Quintin now hopes other kids across Colorado can have the same experience he has had.
“I came here to make sure they can do what I do every day,” he said.
However, only two school districts in Colorado opted in to Quintin’s Amendment.
“Because Quintin’s Amendment was passed as a permissible law, we are allowing school districts to pick and choose who receives their life-saving medication and who could potentially die,” Quintin’s mother, Hannah Lovato, said during her testimony Wednesday.
Holbert and bill co-sponsor Sen. Julie Gonzales are hoping to expand that same access to every child in Colorado.
“This bill will require school districts to store cannabis-based medicine, for the school board of that district to adopt a policy to figure out how they’ll do that,” Holbert said. “And it will allow adults, teachers, a school nurse, a coach, a principal — it will allow them to assist in dispensing.”
This latest piece of legislation was inspired by Douglas County student Benjamin Wann.
“We’re now 25, 30 minutes away from his school. Seizures can be very harmful in five minutes. There’s nothing on an ambulance that can save my son’s life,” Benjamin’s father Brad Wann told FOX31.

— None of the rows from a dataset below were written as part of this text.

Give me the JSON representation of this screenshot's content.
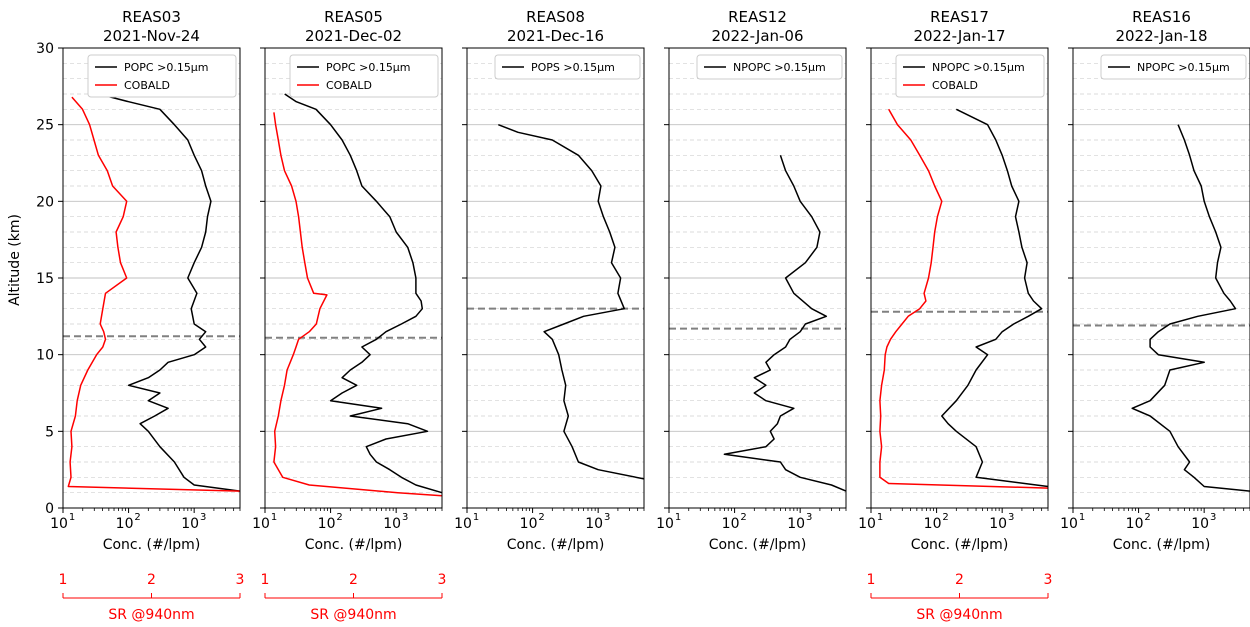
{
  "figure": {
    "y_axis_label": "Altitude (km)",
    "x_axis_label": "Conc. (#/lpm)",
    "sr_axis_label": "SR @940nm",
    "sr_ticks": [
      "1",
      "2",
      "3"
    ],
    "x_tick_labels": [
      "10",
      "10",
      "10"
    ],
    "x_tick_exponents": [
      "1",
      "2",
      "3"
    ],
    "y_tick_labels": [
      "0",
      "5",
      "10",
      "15",
      "20",
      "25",
      "30"
    ]
  },
  "colors": {
    "concentration_line": "#000000",
    "cobald_line": "#ff0000",
    "tropopause_line": "#808080",
    "grid": "#d0d0d0"
  },
  "chart_data": [
    {
      "type": "line",
      "title": [
        "REAS03",
        "2021-Nov-24"
      ],
      "xscale": "log",
      "xlim": [
        10,
        5000
      ],
      "ylim": [
        0,
        30
      ],
      "sr_axis": true,
      "sr_lim": [
        1,
        3
      ],
      "tropopause_km": 11.2,
      "legend": [
        "POPC >0.15µm",
        "COBALD"
      ],
      "series": [
        {
          "name": "POPC >0.15µm",
          "axis": "conc",
          "y": [
            1.1,
            1.5,
            2.0,
            3.0,
            4.0,
            5.0,
            5.5,
            6.0,
            6.5,
            7.0,
            7.5,
            8.0,
            8.5,
            9.0,
            9.5,
            10.0,
            10.5,
            11.0,
            11.5,
            12.0,
            13.0,
            14.0,
            15.0,
            16.0,
            17.0,
            18.0,
            19.0,
            20.0,
            21.0,
            22.0,
            23.0,
            24.0,
            25.0,
            26.0,
            26.5,
            27.0
          ],
          "x": [
            5000,
            1000,
            700,
            500,
            300,
            200,
            150,
            250,
            400,
            200,
            300,
            100,
            200,
            300,
            400,
            1000,
            1500,
            1200,
            1500,
            1000,
            900,
            1100,
            800,
            1000,
            1300,
            1500,
            1600,
            1800,
            1500,
            1300,
            1000,
            800,
            500,
            300,
            100,
            35
          ]
        },
        {
          "name": "COBALD",
          "axis": "sr",
          "y": [
            1.1,
            1.4,
            2.0,
            3.0,
            4.0,
            5.0,
            6.0,
            7.0,
            8.0,
            9.0,
            10.0,
            10.5,
            11.0,
            11.5,
            12.0,
            13.0,
            14.0,
            15.0,
            16.0,
            17.0,
            18.0,
            19.0,
            20.0,
            21.0,
            22.0,
            23.0,
            24.0,
            25.0,
            26.0,
            26.8
          ],
          "x": [
            3.0,
            1.06,
            1.09,
            1.08,
            1.1,
            1.09,
            1.14,
            1.16,
            1.2,
            1.28,
            1.38,
            1.45,
            1.48,
            1.46,
            1.42,
            1.45,
            1.48,
            1.72,
            1.65,
            1.62,
            1.6,
            1.68,
            1.72,
            1.56,
            1.5,
            1.4,
            1.35,
            1.3,
            1.22,
            1.1
          ]
        }
      ]
    },
    {
      "type": "line",
      "title": [
        "REAS05",
        "2021-Dec-02"
      ],
      "xscale": "log",
      "xlim": [
        10,
        5000
      ],
      "ylim": [
        0,
        30
      ],
      "sr_axis": true,
      "sr_lim": [
        1,
        3
      ],
      "tropopause_km": 11.1,
      "legend": [
        "POPC >0.15µm",
        "COBALD"
      ],
      "series": [
        {
          "name": "POPC >0.15µm",
          "axis": "conc",
          "y": [
            1.0,
            1.5,
            2.0,
            2.5,
            3.0,
            3.5,
            4.0,
            4.5,
            5.0,
            5.5,
            6.0,
            6.5,
            7.0,
            7.5,
            8.0,
            8.5,
            9.0,
            9.5,
            10.0,
            10.5,
            11.0,
            11.5,
            12.0,
            12.5,
            13.0,
            13.5,
            14.0,
            15.0,
            16.0,
            17.0,
            18.0,
            19.0,
            20.0,
            21.0,
            22.0,
            23.0,
            24.0,
            25.0,
            26.0,
            26.5,
            27.0
          ],
          "x": [
            5000,
            2000,
            1200,
            800,
            500,
            400,
            350,
            700,
            3000,
            1500,
            200,
            600,
            100,
            150,
            250,
            150,
            200,
            300,
            400,
            300,
            500,
            700,
            1200,
            2000,
            2500,
            2400,
            2000,
            2000,
            1800,
            1500,
            1000,
            800,
            500,
            300,
            250,
            200,
            150,
            100,
            60,
            30,
            20
          ]
        },
        {
          "name": "COBALD",
          "axis": "sr",
          "y": [
            0.8,
            1.0,
            1.5,
            2.0,
            3.0,
            4.0,
            5.0,
            6.0,
            7.0,
            8.0,
            9.0,
            10.0,
            10.5,
            11.0,
            11.5,
            12.0,
            13.0,
            13.9,
            14.0,
            15.0,
            16.0,
            17.0,
            18.0,
            19.0,
            20.0,
            21.0,
            22.0,
            23.0,
            24.0,
            25.0,
            25.8
          ],
          "x": [
            3.0,
            2.5,
            1.5,
            1.2,
            1.1,
            1.12,
            1.11,
            1.15,
            1.18,
            1.22,
            1.25,
            1.32,
            1.35,
            1.38,
            1.5,
            1.58,
            1.62,
            1.7,
            1.55,
            1.48,
            1.45,
            1.42,
            1.4,
            1.38,
            1.35,
            1.3,
            1.22,
            1.18,
            1.15,
            1.12,
            1.1
          ]
        }
      ]
    },
    {
      "type": "line",
      "title": [
        "REAS08",
        "2021-Dec-16"
      ],
      "xscale": "log",
      "xlim": [
        10,
        5000
      ],
      "ylim": [
        0,
        30
      ],
      "sr_axis": false,
      "tropopause_km": 13.0,
      "legend": [
        "POPS >0.15µm"
      ],
      "series": [
        {
          "name": "POPS >0.15µm",
          "axis": "conc",
          "y": [
            1.9,
            2.5,
            3.0,
            4.0,
            5.0,
            6.0,
            7.0,
            8.0,
            9.0,
            10.0,
            11.0,
            11.5,
            12.0,
            12.5,
            13.0,
            14.0,
            15.0,
            16.0,
            17.0,
            18.0,
            19.0,
            20.0,
            21.0,
            22.0,
            23.0,
            24.0,
            24.5,
            25.0
          ],
          "x": [
            5000,
            1000,
            500,
            400,
            300,
            350,
            300,
            320,
            280,
            250,
            200,
            150,
            300,
            600,
            2500,
            2000,
            2200,
            1600,
            1800,
            1500,
            1200,
            1000,
            1100,
            800,
            500,
            200,
            60,
            30
          ]
        }
      ]
    },
    {
      "type": "line",
      "title": [
        "REAS12",
        "2022-Jan-06"
      ],
      "xscale": "log",
      "xlim": [
        10,
        5000
      ],
      "ylim": [
        0,
        30
      ],
      "sr_axis": false,
      "tropopause_km": 11.7,
      "legend": [
        "NPOPC >0.15µm"
      ],
      "series": [
        {
          "name": "NPOPC >0.15µm",
          "axis": "conc",
          "y": [
            1.1,
            1.5,
            2.0,
            2.5,
            3.0,
            3.5,
            4.0,
            4.5,
            5.0,
            5.5,
            6.0,
            6.5,
            7.0,
            7.5,
            8.0,
            8.5,
            9.0,
            9.5,
            10.0,
            10.5,
            11.0,
            11.5,
            12.0,
            12.5,
            13.0,
            14.0,
            15.0,
            16.0,
            17.0,
            18.0,
            19.0,
            20.0,
            21.0,
            22.0,
            23.0
          ],
          "x": [
            5000,
            3000,
            1000,
            600,
            500,
            70,
            300,
            400,
            350,
            450,
            500,
            800,
            300,
            200,
            300,
            200,
            350,
            300,
            400,
            600,
            700,
            1000,
            1200,
            2500,
            1500,
            800,
            600,
            1200,
            1800,
            2000,
            1500,
            1000,
            800,
            600,
            500
          ]
        }
      ]
    },
    {
      "type": "line",
      "title": [
        "REAS17",
        "2022-Jan-17"
      ],
      "xscale": "log",
      "xlim": [
        10,
        5000
      ],
      "ylim": [
        0,
        30
      ],
      "sr_axis": true,
      "sr_lim": [
        1,
        3
      ],
      "tropopause_km": 12.8,
      "legend": [
        "NPOPC >0.15µm",
        "COBALD"
      ],
      "series": [
        {
          "name": "NPOPC >0.15µm",
          "axis": "conc",
          "y": [
            1.4,
            2.0,
            3.0,
            4.0,
            5.0,
            5.5,
            6.0,
            7.0,
            8.0,
            9.0,
            10.0,
            10.5,
            11.0,
            11.5,
            12.0,
            12.5,
            13.0,
            13.5,
            14.0,
            15.0,
            16.0,
            17.0,
            18.0,
            19.0,
            20.0,
            21.0,
            22.0,
            23.0,
            24.0,
            25.0,
            26.0
          ],
          "x": [
            5000,
            400,
            500,
            400,
            200,
            150,
            120,
            200,
            300,
            400,
            600,
            400,
            800,
            1000,
            1500,
            2500,
            4000,
            3000,
            2500,
            2200,
            2400,
            2000,
            1800,
            1600,
            1800,
            1400,
            1200,
            1000,
            800,
            600,
            200
          ]
        },
        {
          "name": "COBALD",
          "axis": "sr",
          "y": [
            1.3,
            1.6,
            2.0,
            3.0,
            4.0,
            5.0,
            6.0,
            7.0,
            8.0,
            9.0,
            10.0,
            10.5,
            11.0,
            11.5,
            12.0,
            12.5,
            13.0,
            13.5,
            14.0,
            15.0,
            16.0,
            17.0,
            18.0,
            19.0,
            20.0,
            21.0,
            22.0,
            23.0,
            24.0,
            25.0,
            26.0
          ],
          "x": [
            3.0,
            1.2,
            1.1,
            1.1,
            1.12,
            1.1,
            1.11,
            1.1,
            1.12,
            1.15,
            1.16,
            1.18,
            1.22,
            1.28,
            1.35,
            1.42,
            1.55,
            1.62,
            1.6,
            1.65,
            1.68,
            1.7,
            1.72,
            1.75,
            1.8,
            1.72,
            1.65,
            1.55,
            1.45,
            1.3,
            1.2
          ]
        }
      ]
    },
    {
      "type": "line",
      "title": [
        "REAS16",
        "2022-Jan-18"
      ],
      "xscale": "log",
      "xlim": [
        10,
        5000
      ],
      "ylim": [
        0,
        30
      ],
      "sr_axis": false,
      "tropopause_km": 11.9,
      "legend": [
        "NPOPC >0.15µm"
      ],
      "series": [
        {
          "name": "NPOPC >0.15µm",
          "axis": "conc",
          "y": [
            1.1,
            1.4,
            2.0,
            2.5,
            3.0,
            4.0,
            5.0,
            6.0,
            6.5,
            7.0,
            8.0,
            9.0,
            9.5,
            10.0,
            10.5,
            11.0,
            11.5,
            12.0,
            12.5,
            13.0,
            13.5,
            14.0,
            15.0,
            16.0,
            17.0,
            18.0,
            19.0,
            20.0,
            21.0,
            22.0,
            23.0,
            24.0,
            25.0
          ],
          "x": [
            5000,
            1000,
            700,
            500,
            600,
            400,
            300,
            150,
            80,
            150,
            250,
            300,
            1000,
            200,
            150,
            150,
            200,
            300,
            800,
            3000,
            2500,
            2000,
            1500,
            1600,
            1800,
            1500,
            1200,
            1000,
            900,
            700,
            600,
            500,
            400
          ]
        }
      ]
    }
  ]
}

Brad or his wife Amber must drive to school each day to administer Benjamin’s hemp oil. This proposed law would allow an adult staff member at school to volunteer to do that instead, using medication safely stored in the school nurse’s office.
He says this proposed law is all about access to medication in a place where students spend a majority of their day.
“And they’re going to be treated like any other child that needs an EpiPen or any other type of rescue medication,” Brad Wann said.
The committee passed the bill with an unanimous 7-0 vote. It will now move onto the House Appropriations Committee.